In reality, the IPAB is explicitly forbidden to make any recommendation to ration care, raise revenues, increase Medicare beneficiary premiums, implement cost sharing, or otherwise restricting or modifying eligibility criteria. It is simply designed to determine best practices and invest in the things that make us healthier and stop spending our tax dollars on waste and other unnecessary items. It is perhaps one of the most important developments in terms of addressing our long-term healthcare costs.
Additionally, the law contains a variety of payment reforms designed to improve outcomes and reduce unnecessary spending, including paying for quality-based outcomes, bundled payment mechanisms so as to get providers collaborating to make us healthier, and funding for electronic medical records, which will reduce unnecessary paperwork and reduce the odds of their being a medical mistake.
These are the types of reforms we should be talking about as lawmakers. However as long asRepublicans insist on addressing our healthcare system simply by cutting healthcare funding, they are signaling to the rest of us that they are not interested in having a grown-up conversation about how we reduce the actual cost of healthcare for you and me. While I appreciate their concern for the Texas budget, I am more concerned for your own budget.
Below are our regularly scheduled news clips.

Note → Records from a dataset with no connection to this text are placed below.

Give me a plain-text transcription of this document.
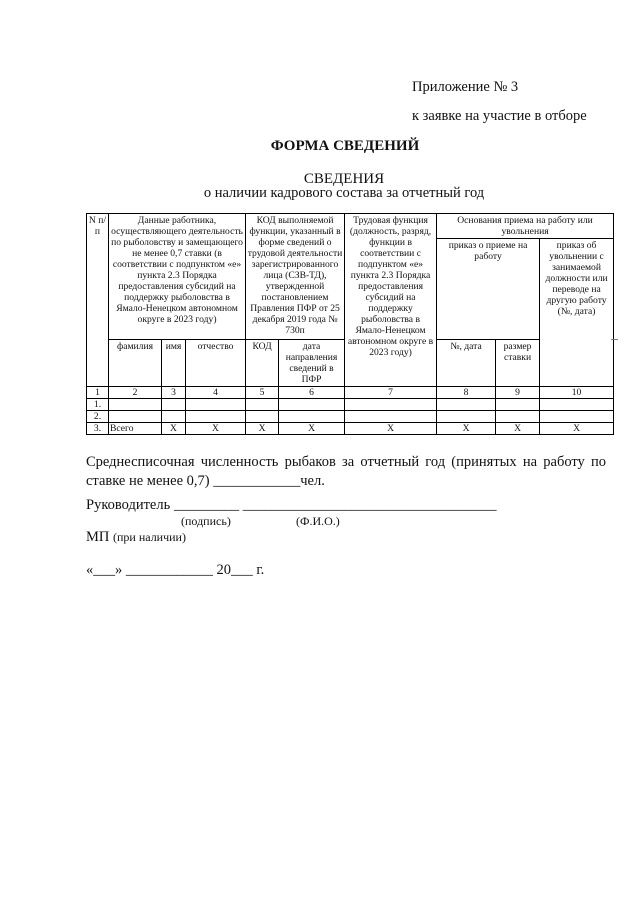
Приложение № 3
к заявке на участие в отборе
ФОРМА СВЕДЕНИЙ
СВЕДЕНИЯ
о наличии кадрового состава за отчетный год
N п/п	Данные работника, осуществляющего деятельность по рыболовству и замещающего не менее 0,7 ставки (в соответствии с подпунктом «е» пункта 2.3 Порядка предоставления субсидий на поддержку рыболовства в Ямало-Ненецком автономном округе в 2023 году)			КОД выполняемой функции, указанный в форме сведений о трудовой деятельности зарегистрированного лица (СЗВ-ТД), утвержденной постановлением Правления ПФР от 25 декабря 2019 года № 730п		Трудовая функция (должность, разряд, функции в соответствии с подпунктом «е» пункта 2.3 Порядка предоставления субсидий на поддержку рыболовства в Ямало-Ненецком автономном округе в 2023 году)	Основания приема на работу или увольнения		
							приказ о приеме на работу		приказ об увольнении с занимаемой должности или переводе на другую работу (№, дата)
	фамилия	имя	отчество	КОД	дата направления сведений в ПФР		№, дата	размер ставки	
1	2	3	4	5	6	7	8	9	10
1.									
2.									
3.	Всего	X	X	X	X	X	X	X	X
Среднесписочная численность рыбаков за отчетный год (принятых на работу по ставке не менее 0,7) ____________чел.
Руководитель _________ ___________________________________
(подпись)	(Ф.И.О.)
МП (при наличии)
«___» ____________ 20___ г.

Health Care News clips For This Week
- Texas Tribune: Republican Gov. Rick Perry has made no secret of his disdain for federal health reform, or for one of its key tenets, a Travelocity-like state insurance marketplace in which consumers could choose from public and private health plans. Meanwhile, despite Perry’s stated opposition to a health insurance exchange, and the state’s participation in lawsuits aimed at overturning federal health reform, officials at Texas’ Department of Insurance acknowledge that since last fall, with the help of a $1 million grant from the U.S. Department of Health and Human Services, they have been working behind the scenes to plan for a health insurance exchange.
- Politico: Forty-one Senate Democrats are urging President Barack Obama to reject GOP proposals to dramatically change Medicaid, marking the party’s strongest defense yet of the federal-state health care program. The clear message: Medicaid block grants or other caps on federal Medicaid spending cannot get through the
Senate.
- Kaiser Health News: Millions of Americans gained the right this year to appeal decisions made by health plans to an outside, independent decision-maker. But many of these consumers might not know they have the new option — and when they find out, it might be too late.

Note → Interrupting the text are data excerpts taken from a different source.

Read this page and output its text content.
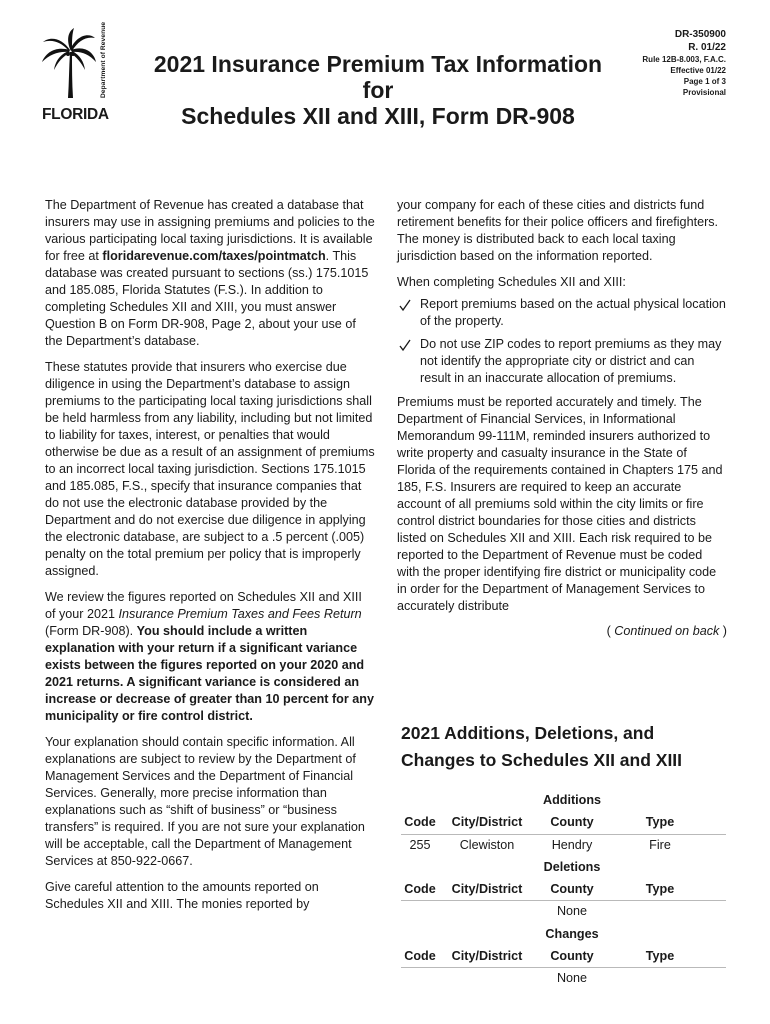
Department of Revenue
FLORIDA
2021 Insurance Premium Tax Information
for
Schedules XII and XIII, Form DR-908
DR-350900
R. 01/22
Rule 12B-8.003, F.A.C.
Effective 01/22
Page 1 of 3
Provisional

The Department of Revenue has created a database that insurers may use in assigning premiums and policies to the various participating local taxing jurisdictions. It is available for free at floridarevenue.com/taxes/pointmatch. This database was created pursuant to sections (ss.) 175.1015 and 185.085, Florida Statutes (F.S.). In addition to completing Schedules XII and XIII, you must answer Question B on Form DR-908, Page 2, about your use of the Department’s database.

These statutes provide that insurers who exercise due diligence in using the Department’s database to assign premiums to the participating local taxing jurisdictions shall be held harmless from any liability, including but not limited to liability for taxes, interest, or penalties that would otherwise be due as a result of an assignment of premiums to an incorrect local taxing jurisdiction. Sections 175.1015 and 185.085, F.S., specify that insurance companies that do not use the electronic database provided by the Department and do not exercise due diligence in applying the electronic database, are subject to a .5 percent (.005) penalty on the total premium per policy that is improperly assigned.

We review the figures reported on Schedules XII and XIII of your 2021 Insurance Premium Taxes and Fees Return (Form DR-908). You should include a written explanation with your return if a significant variance exists between the figures reported on your 2020 and 2021 returns. A significant variance is considered an increase or decrease of greater than 10 percent for any municipality or fire control district.

Your explanation should contain specific information. All explanations are subject to review by the Department of Management Services and the Department of Financial Services. Generally, more precise information than explanations such as “shift of business” or “business transfers” is required. If you are not sure your explanation will be acceptable, call the Department of Management Services at 850-922-0667.

Give careful attention to the amounts reported on Schedules XII and XIII. The monies reported by

your company for each of these cities and districts fund retirement benefits for their police officers and firefighters. The money is distributed back to each local taxing jurisdiction based on the information reported.

When completing Schedules XII and XIII:

Report premiums based on the actual physical location of the property.
Do not use ZIP codes to report premiums as they may not identify the appropriate city or district and can result in an inaccurate allocation of premiums.

Premiums must be reported accurately and timely. The Department of Financial Services, in Informational Memorandum 99-111M, reminded insurers authorized to write property and casualty insurance in the State of Florida of the requirements contained in Chapters 175 and 185, F.S. Insurers are required to keep an accurate account of all premiums sold within the city limits or fire control district boundaries for those cities and districts listed on Schedules XII and XIII. Each risk required to be reported to the Department of Revenue must be coded with the proper identifying fire district or municipality code in order for the Department of Management Services to accurately distribute

( Continued on back )
2021 Additions, Deletions, and Changes to Schedules XII and XIII
Additions
Code	City/District	County	Type
255	Clewiston	Hendry	Fire
Deletions
Code	City/District	County	Type
None
Changes
Code	City/District	County	Type
None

- Texas Tribune: The Texas House passed a bill today to take control of Texas health care reform. Representatives tentatively passed HB 13, a special session bill that will allow Texas to petition the Obama administration for a block grant to operate the Medicaid program, which insures poor children, the disabled and impoverished adults.
- The Hill: House Minority Leader Nancy Pelosi (D-Calif.) said Sunday that deficit reduction talks have been "civil and constructive," but she said she would not consider Medicare cuts to reduce spending.

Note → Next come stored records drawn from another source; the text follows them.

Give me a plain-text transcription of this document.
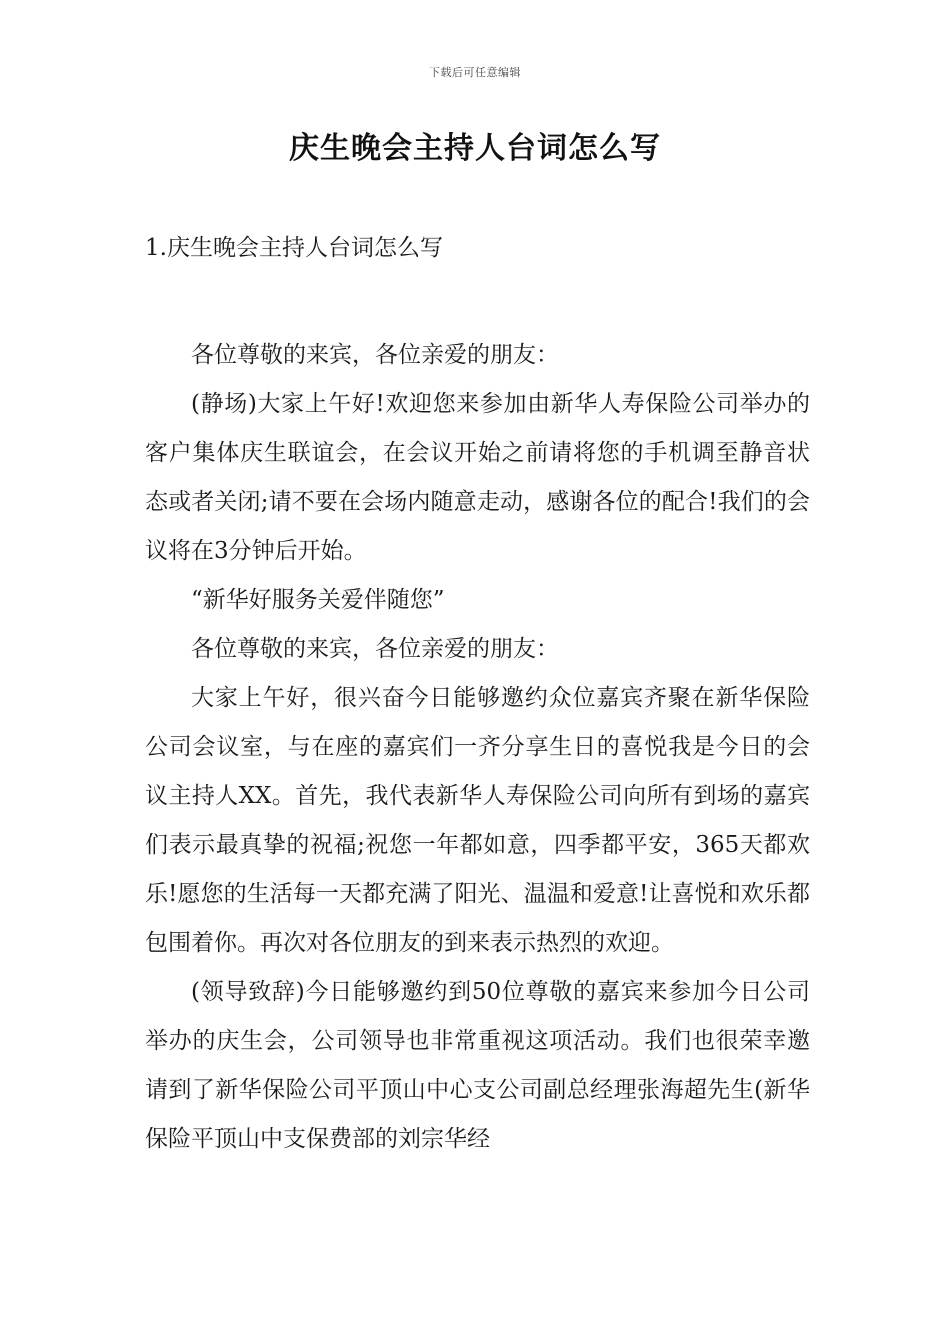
下载后可任意编辑
庆生晚会主持人台词怎么写
1.庆生晚会主持人台词怎么写

各位尊敬的来宾，各位亲爱的朋友：

(静场)大家上午好!欢迎您来参加由新华人寿保险公司举办的客户集体庆生联谊会，在会议开始之前请将您的手机调至静音状态或者关闭;请不要在会场内随意走动，感谢各位的配合!我们的会议将在3分钟后开始。

“新华好服务关爱伴随您”

各位尊敬的来宾，各位亲爱的朋友：

大家上午好，很兴奋今日能够邀约众位嘉宾齐聚在新华保险公司会议室，与在座的嘉宾们一齐分享生日的喜悦我是今日的会议主持人XX。首先，我代表新华人寿保险公司向所有到场的嘉宾们表示最真挚的祝福;祝您一年都如意，四季都平安，365天都欢乐!愿您的生活每一天都充满了阳光、温温和爱意!让喜悦和欢乐都包围着你。再次对各位朋友的到来表示热烈的欢迎。

(领导致辞)今日能够邀约到50位尊敬的嘉宾来参加今日公司举办的庆生会，公司领导也非常重视这项活动。我们也很荣幸邀请到了新华保险公司平顶山中心支公司副总经理张海超先生(新华保险平顶山中支保费部的刘宗华经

- Kaiser Health News: A three-judge panel in Atlanta heard arguments today on whether it should reverse a Florida federal judge’s January ruling that struck down the 15-month-old health law. A key issue for the 11th Circuit Court is whether Americans can be required to obtain health insurance and whether the government can expand the role of Medicaid, the state health insurance program for low-income individuals
- Los Angeles Times: A top Obama administration lawyer defending last year’s healthcare law ran into skeptical questions Wednesday from three federal judges here, who suggested they may be ready to declare all or part of the law unconstitutional.